Lo que realmente es el agotamiento mental
El estar agotado mentalmente es una condición en la que el cerebro pierde su auto capacidad para recuperarse entre tanto esfuerzo o presión. Es un caso que puede presentarse en cualquier persona, incluso en aquellos que parecen dormir por muchas horas.

Lo padecen quienes se sobre exigen mucho en cualquiera de sus ámbitos, desde el laboral hasta el académico. El estar sometido a diversas tareas al mismo tiempo, sin ningún tipo de pausa, genera agotamiento.
Señales comunes de agotamiento mental
Los síntomas mejor identificables son los que detectamos sobre nuestro cuerpo. El cansancio, dificultades para levantarse o para realizar cualquier actividad básica, es un signo de agotamiento. Por otra parte, entre los síntomas más frecuentes también se encuentran
- Dificultad para concentrarse.
- Sensación irritable todo el tiempo.
- Falta de motivación.

En otros casos se presenta falta de apetito, insomnio o alteraciones en el sueño que antes no se encontraban. Identificar estas señales a tiempo, ayuda a evitar que el desgaste empeore.
Los 4 pilares para reducir el agotamiento mental
Número 1: Descanso real
Descansar no es solo dejar las tareas de lado o dormir. Tu cerebro necesita alejarse de estímulos para realmente despejarse. Eso implica reducir el uso continuo de pantallas, evitar hacer multitareas al mismo tiempo o de forma prolongada, permitirte momentos en silencio. Así, poco a poco puedes recuperar la atención y la claridad mental.

Número 2: Movimiento
Lo mejor que puedes hacer por tu mente y por tu cuerpo es realizar actividad física. Caminar, estirarse, hacer ejercicio o practicar lo que más te guste, ayuda a regular el estrés y a mejorar la oxigenación metal. Además, el movimiento es excelente para liberar tensión acumulada.

Número 3: Establece límites
En ocasiones, somos nosotros mismos los que no ponemos límites entre tanto ajetreo. Lo recomendable es establecer horarios, separar tiempos de trabajo, de descanso y reducir la carga de trabajo, en medida de lo posible. Aprender a decir no también reduce la presión diaria.

Número 4: Regulación emocional
El factor más importante es aprender a reconocer nuestras emociones y no reprimirlas. Algunas practicas para ayudar es hablar de lo que sientes con alguien más, técnicas de respiración o meditación, escribir en un diario y pedir ayuda profesional de ser necesario.
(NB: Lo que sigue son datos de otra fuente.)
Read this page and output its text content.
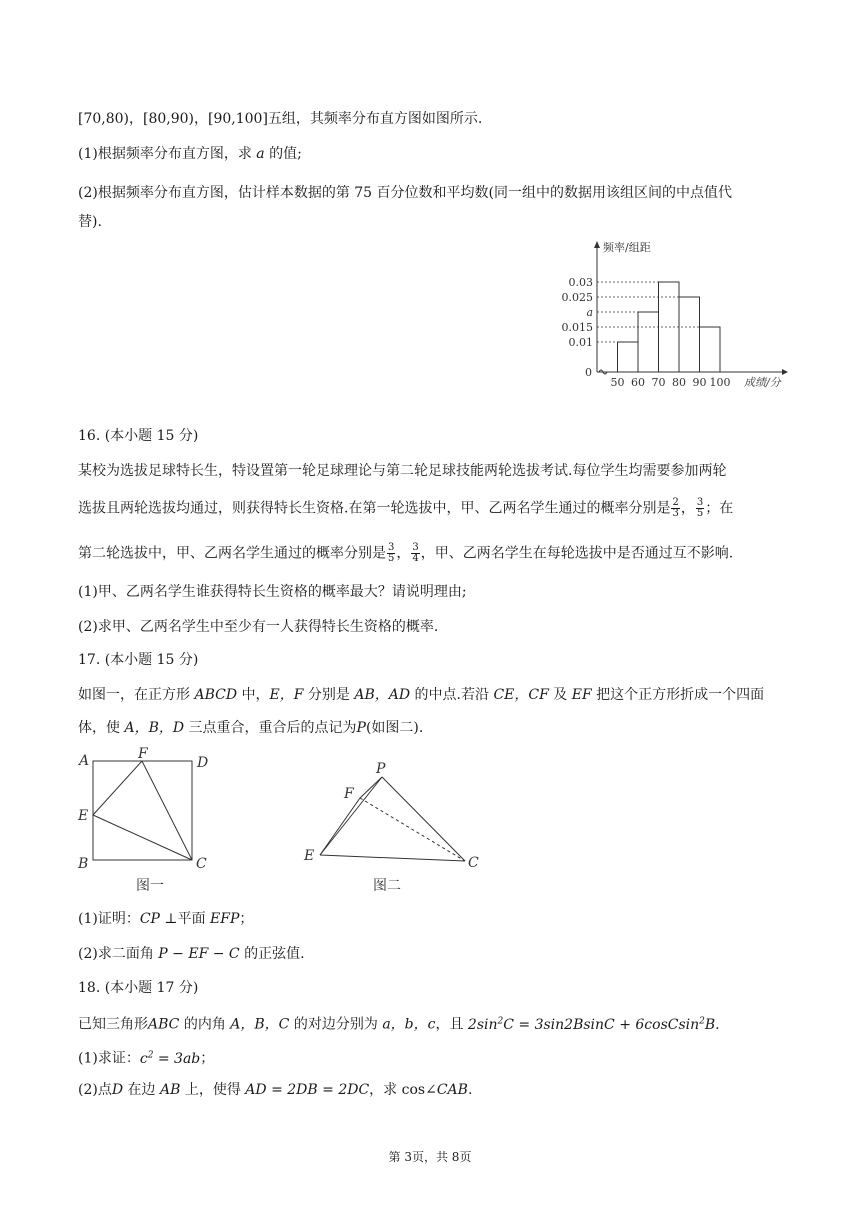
[70,80)，[80,90)，[90,100]五组，其频率分布直方图如图所示.
(1)根据频率分布直方图，求 a 的值;
(2)根据频率分布直方图，估计样本数据的第 75 百分位数和平均数(同一组中的数据用该组区间的中点值代
替).
频率/组距
成绩/分
0
0.03
0.025
a
0.015
0.01
50 60 70 80 90 100
16. (本小题 15 分)
某校为选拔足球特长生，特设置第一轮足球理论与第二轮足球技能两轮选拔考试.每位学生均需要参加两轮
选拔且两轮选拔均通过，则获得特长生资格.在第一轮选拔中，甲、乙两名学生通过的概率分别是 $\frac{2}{3}$ ， $\frac{3}{5}$ ；在
第二轮选拔中，甲、乙两名学生通过的概率分别是 $\frac{3}{5}$ ， $\frac{3}{4}$ ，甲、乙两名学生在每轮选拔中是否通过互不影响.
(1)甲、乙两名学生谁获得特长生资格的概率最大？请说明理由;
(2)求甲、乙两名学生中至少有一人获得特长生资格的概率.
17. (本小题 15 分)
如图一，在正方形 ABCD 中，E，F 分别是 AB，AD 的中点.若沿 CE，CF 及 EF 把这个正方形折成一个四面
体，使 A，B，D 三点重合，重合后的点记为P(如图二).
A	F
D
E
B	C
图一
P
F
E	C
图二
(1)证明：CP ⊥平面 EFP；
(2)求二面角 P − EF − C 的正弦值.
18. (本小题 17 分)
已知三角形ABC 的内角 A，B，C 的对边分别为 a，b，c，且 $2\sin^2C = 3\sin 2BsinC$ + 6cosCsin$^2$B.
(1)求证：$c^2 = 3ab$；
(2)点D 在边 AB 上，使得 AD = 2DB = 2DC，求 cos∠CAB.
第 3页，共 8页
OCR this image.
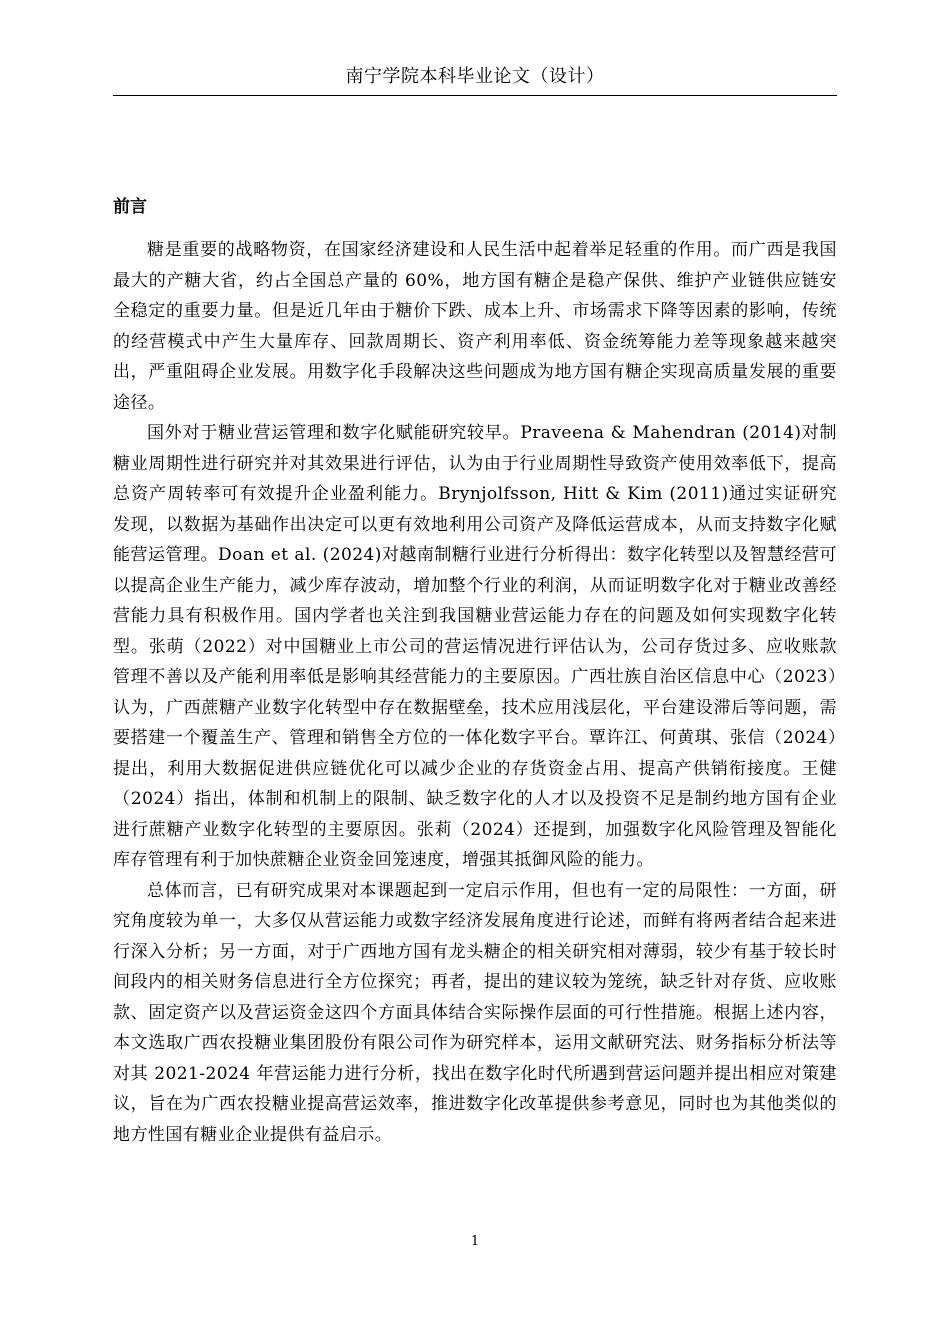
南宁学院本科毕业论文（设计）
前言

糖是重要的战略物资，在国家经济建设和人民生活中起着举足轻重的作用。而广西是我国最大的产糖大省，约占全国总产量的 60%，地方国有糖企是稳产保供、维护产业链供应链安全稳定的重要力量。但是近几年由于糖价下跌、成本上升、市场需求下降等因素的影响，传统的经营模式中产生大量库存、回款周期长、资产利用率低、资金统筹能力差等现象越来越突出，严重阻碍企业发展。用数字化手段解决这些问题成为地方国有糖企实现高质量发展的重要途径。

国外对于糖业营运管理和数字化赋能研究较早。Praveena & Mahendran (2014)对制糖业周期性进行研究并对其效果进行评估，认为由于行业周期性导致资产使用效率低下，提高总资产周转率可有效提升企业盈利能力。Brynjolfsson, Hitt & Kim (2011)通过实证研究发现，以数据为基础作出决定可以更有效地利用公司资产及降低运营成本，从而支持数字化赋能营运管理。Doan et al. (2024)对越南制糖行业进行分析得出：数字化转型以及智慧经营可以提高企业生产能力，减少库存波动，增加整个行业的利润，从而证明数字化对于糖业改善经营能力具有积极作用。国内学者也关注到我国糖业营运能力存在的问题及如何实现数字化转型。张萌（2022）对中国糖业上市公司的营运情况进行评估认为，公司存货过多、应收账款管理不善以及产能利用率低是影响其经营能力的主要原因。广西壮族自治区信息中心（2023）认为，广西蔗糖产业数字化转型中存在数据壁垒，技术应用浅层化，平台建设滞后等问题，需要搭建一个覆盖生产、管理和销售全方位的一体化数字平台。覃许江、何黄琪、张信（2024）提出，利用大数据促进供应链优化可以减少企业的存货资金占用、提高产供销衔接度。王健（2024）指出，体制和机制上的限制、缺乏数字化的人才以及投资不足是制约地方国有企业进行蔗糖产业数字化转型的主要原因。张莉（2024）还提到，加强数字化风险管理及智能化库存管理有利于加快蔗糖企业资金回笼速度，增强其抵御风险的能力。

总体而言，已有研究成果对本课题起到一定启示作用，但也有一定的局限性：一方面，研究角度较为单一，大多仅从营运能力或数字经济发展角度进行论述，而鲜有将两者结合起来进行深入分析；另一方面，对于广西地方国有龙头糖企的相关研究相对薄弱，较少有基于较长时间段内的相关财务信息进行全方位探究；再者，提出的建议较为笼统，缺乏针对存货、应收账款、固定资产以及营运资金这四个方面具体结合实际操作层面的可行性措施。根据上述内容，本文选取广西农投糖业集团股份有限公司作为研究样本，运用文献研究法、财务指标分析法等对其 2021-2024 年营运能力进行分析，找出在数字化时代所遇到营运问题并提出相应对策建议，旨在为广西农投糖业提高营运效率，推进数字化改革提供参考意见，同时也为其他类似的地方性国有糖业企业提供有益启示。

1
La estabilidad mental es esencial para recuperar tu equilibrio.

El agotamiento mental se puede reducir con herramientas y ajustes que permitan a la mente recuperarse. Lo primordial es escuchar las señales del cuerpo, respetar los tiempos de descanso y construir hábitos sanos que prioricen tu salud mental. Atender el desgaste también es una forma de bienestar integral.